Bute agricultural show goes ahead after all

Hundreds of people turned out for the agricultural society's summer show last weekend.
Hundreds of people turned out for the agricultural society's summer show last weekend.

Bellows, whinnies and baas filled the air on Saturday, as the Bute Agricultural Society’s summer show went ahead at a later date than originally proposed.

Highland cattle, Friesians, Clydesdale horses and sheep of all kinds were gathered in the Meadows throughout the day and all had their turn to be judged.

Highland cattle were a common sight on the day.

Highland cattle were a common sight on the day.
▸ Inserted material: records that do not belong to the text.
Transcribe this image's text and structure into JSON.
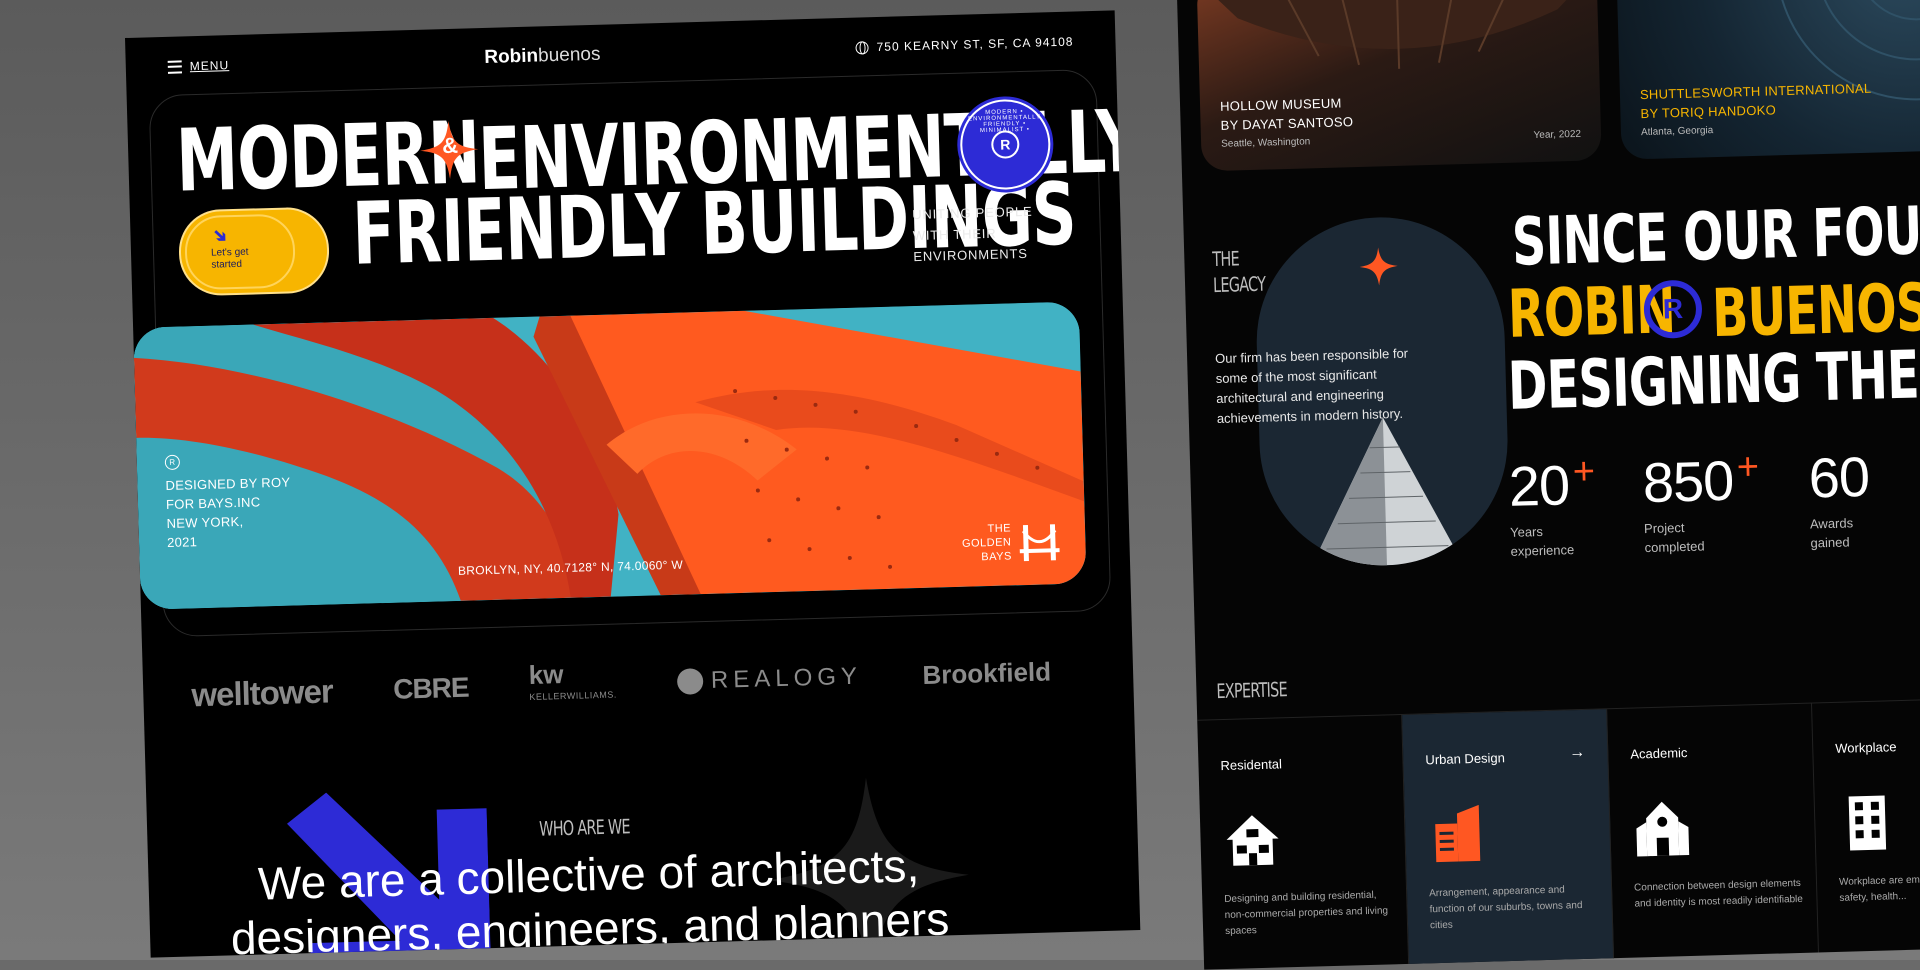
{
  "nav": {
    "menu_label": "MENU",
    "logo_bold": "Robin",
    "logo_light": "buenos",
    "address": "750 KEARNY ST, SF, CA 94108"
  },
  "hero": {
    "line1_a": "MODERN",
    "amp": "&",
    "line1_b": "ENVIRONMENTALLY",
    "line2": "FRIENDLY BUILDINGS",
    "badge_text": "MODERN • ENVIRONMENTALLY FRIENDLY • MINIMALIST •",
    "badge_letter": "R",
    "cta_label": "Let's get started",
    "tagline": "UNITING PEOPLE WITH THEIR ENVIRONMENTS",
    "caption_line1": "DESIGNED BY ROY",
    "caption_line2": "FOR BAYS.INC",
    "caption_line3": "NEW YORK,",
    "caption_line4": "2021",
    "coords": "BROKLYN, NY, 40.7128° N, 74.0060° W",
    "partner_name": "THE GOLDEN BAYS"
  },
  "brands": [
    "welltower",
    "CBRE",
    "kw",
    "KELLERWILLIAMS.",
    "REALOGY",
    "Brookfield"
  ],
  "who": {
    "label": "WHO ARE WE",
    "text": "We are a collective of architects, designers, engineers, and planners"
  },
  "projects": [
    {
      "title1": "HOLLOW MUSEUM",
      "title2": "BY DAYAT SANTOSO",
      "place": "Seattle, Washington",
      "year": "Year, 2022",
      "title_color": "#ffffff"
    },
    {
      "title1": "SHUTTLESWORTH INTERNATIONAL",
      "title2": "BY TORIQ HANDOKO",
      "place": "Atlanta, Georgia",
      "year": "",
      "title_color": "#f7b500"
    }
  ],
  "legacy": {
    "label": "THE LEGACY",
    "paragraph": "Our firm has been responsible for some of the most significant architectural and engineering achievements in modern history.",
    "headline1": "SINCE OUR FOUNDING",
    "headline2a": "ROBIN",
    "headline2b": "BUENOS HA",
    "headline3": "DESIGNING THE FUTUR",
    "logo_letter": "R"
  },
  "stats": [
    {
      "value": "20",
      "suffix": "+",
      "label": "Years experience"
    },
    {
      "value": "850",
      "suffix": "+",
      "label": "Project completed"
    },
    {
      "value": "60",
      "suffix": "",
      "label": "Awards gained"
    }
  ],
  "expertise": {
    "label": "EXPERTISE",
    "items": [
      {
        "title": "Residental",
        "icon": "house-icon",
        "desc": "Designing and building residential, non-commercial properties and living spaces"
      },
      {
        "title": "Urban Design",
        "icon": "urban-building-icon",
        "desc": "Arrangement, appearance and function of our suburbs, towns and cities"
      },
      {
        "title": "Academic",
        "icon": "school-icon",
        "desc": "Connection between design elements and identity is most readily identifiable"
      },
      {
        "title": "Workplace",
        "icon": "office-building-icon",
        "desc": "Workplace are employee perf... safety, health..."
      }
    ],
    "arrow": "→"
  },
  "colors": {
    "accent_orange": "#ff5722",
    "accent_yellow": "#f7b500",
    "accent_blue": "#2d2bd6",
    "panel_bg": "#000000",
    "card_blue": "#1b2733"
  }
}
The show had initially been slated to take place in August, but had to be postponed after ButeFest at the beginning of that month, when poor weather and plenty of foot traffic through the Meadows meant the park was turned into a quagmire.
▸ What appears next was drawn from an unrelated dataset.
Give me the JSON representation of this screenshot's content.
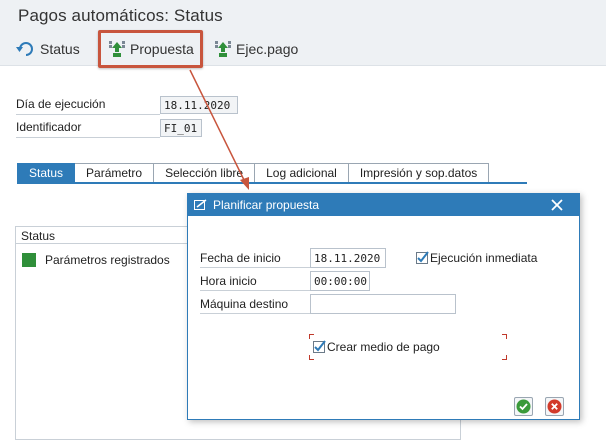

It was initially thought that the summer show might have to be cancelled altogether, sparking disappointment and some anger that the two events had been scheduled so close together and at the same venue.
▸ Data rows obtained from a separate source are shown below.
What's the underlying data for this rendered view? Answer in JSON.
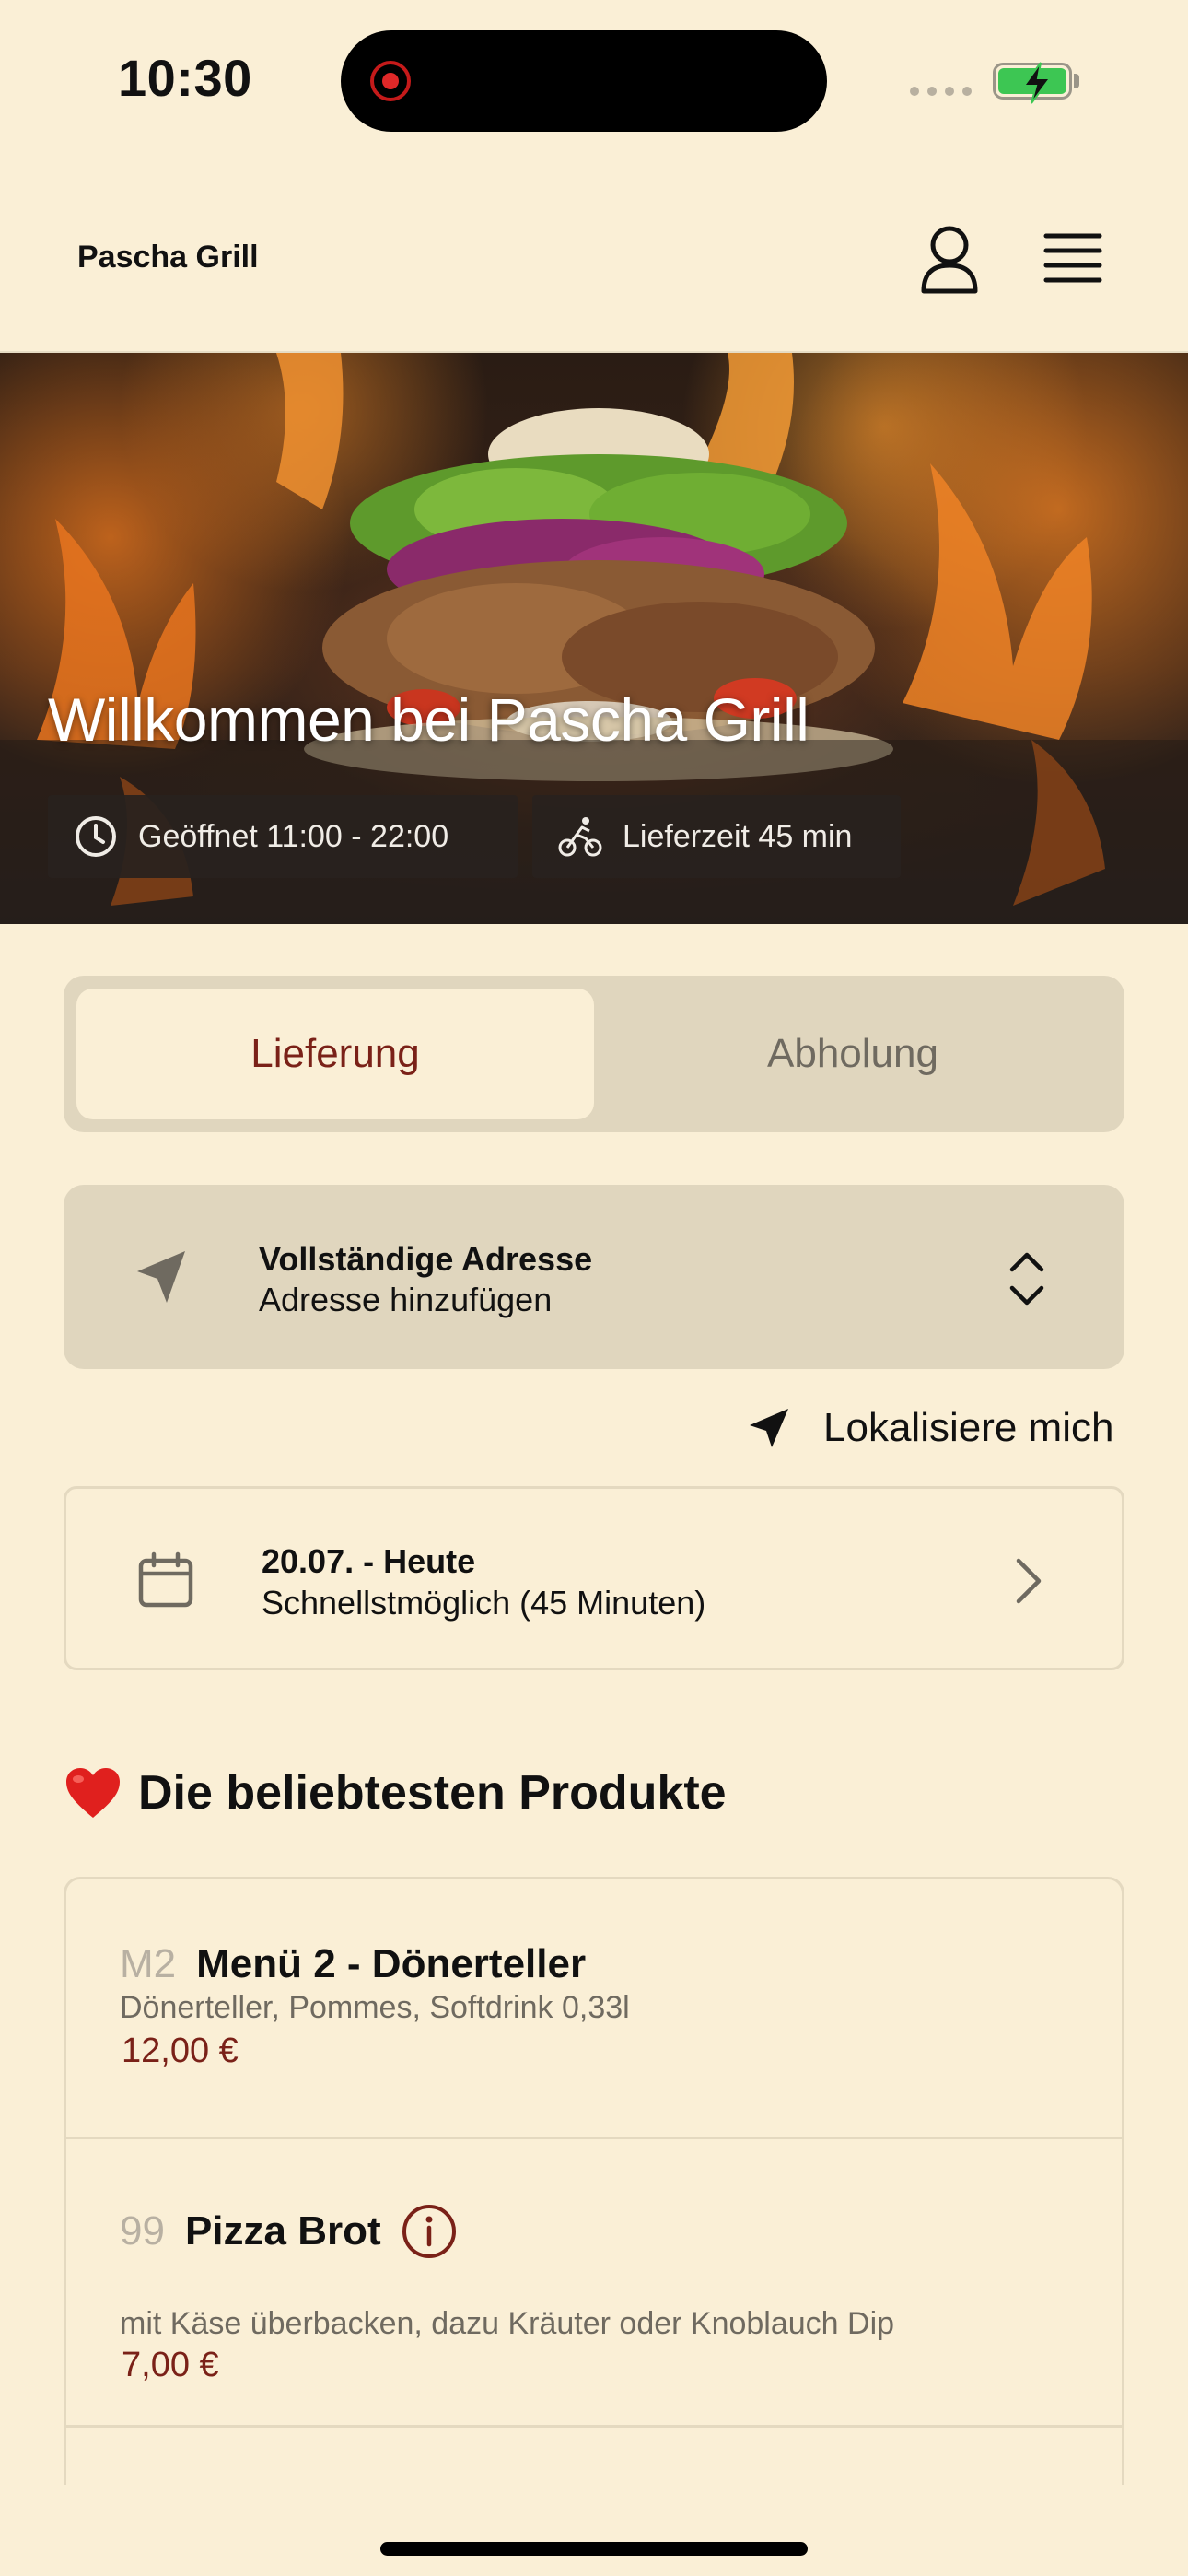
{
  "status_bar": {
    "time": "10:30"
  },
  "header": {
    "brand": "Pascha Grill",
    "profile_icon": "person-icon",
    "menu_icon": "hamburger-menu-icon"
  },
  "hero": {
    "title": "Willkommen bei Pascha Grill",
    "hours_label": "Geöffnet 11:00 - 22:00",
    "delivery_label": "Lieferzeit 45 min",
    "hours_icon": "clock-icon",
    "delivery_icon": "cyclist-icon"
  },
  "order_mode": {
    "tabs": [
      {
        "label": "Lieferung",
        "active": true
      },
      {
        "label": "Abholung",
        "active": false
      }
    ]
  },
  "address": {
    "title": "Vollständige Adresse",
    "subtitle": "Adresse hinzufügen",
    "locate_label": "Lokalisiere mich"
  },
  "schedule": {
    "date": "20.07. - Heute",
    "time": "Schnellstmöglich (45 Minuten)"
  },
  "popular": {
    "title": "Die beliebtesten Produkte",
    "products": [
      {
        "number": "M2",
        "name": "Menü 2 - Dönerteller",
        "description": "Dönerteller, Pommes, Softdrink 0,33l",
        "price": "12,00 €"
      },
      {
        "number": "99",
        "name": "Pizza Brot",
        "description": "mit Käse überbacken, dazu Kräuter oder Knoblauch Dip",
        "price": "7,00 €",
        "has_info": true
      }
    ]
  },
  "colors": {
    "background": "#FAEFD6",
    "surface": "#E0D6BE",
    "accent": "#7A2118",
    "battery": "#3DC653"
  }
}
The committee was then able to re-organise at short notice for the show to take place later in the year.

It was eventually decided that the show would go on at the Meadows after all, and it did so last weekend.

Some of the prizes that were on offer on the day.

Some of the prizes that were on offer on the day.

It turned out to be a success, as the rain mostly stayed away and farmers and enthusiasts came from across Scotland, the rest of Britain and Ireland as well as further afield to take part in the day’s judging and prizegiving, and took the opportunity to sample some of the local produce available.

Judging took place for classes including dairy and beef cattle, Clydesdales, light horses, sheep, poultry, dogs, pets, domestic produce and handicrafts.

There was also a food tent and a bouncy castle to provide entertainment for children, while on the Saturday evening a dance organised by the Junior Agricultural Society was held at the nearby Bute Shinty Clubhouse.

An unusual touch on the day was a display of pig racing by a visiting farm, which was initally booked for the original show date in August and which was able to return for the postponed date, to the delight of those who saw the pigs on the day.

Stewarding throughout the event was provided by the Rotary Club of Rothesay, and the Bute Vintage Club also displayed some of their restored tractors near the entrance to the Meadows.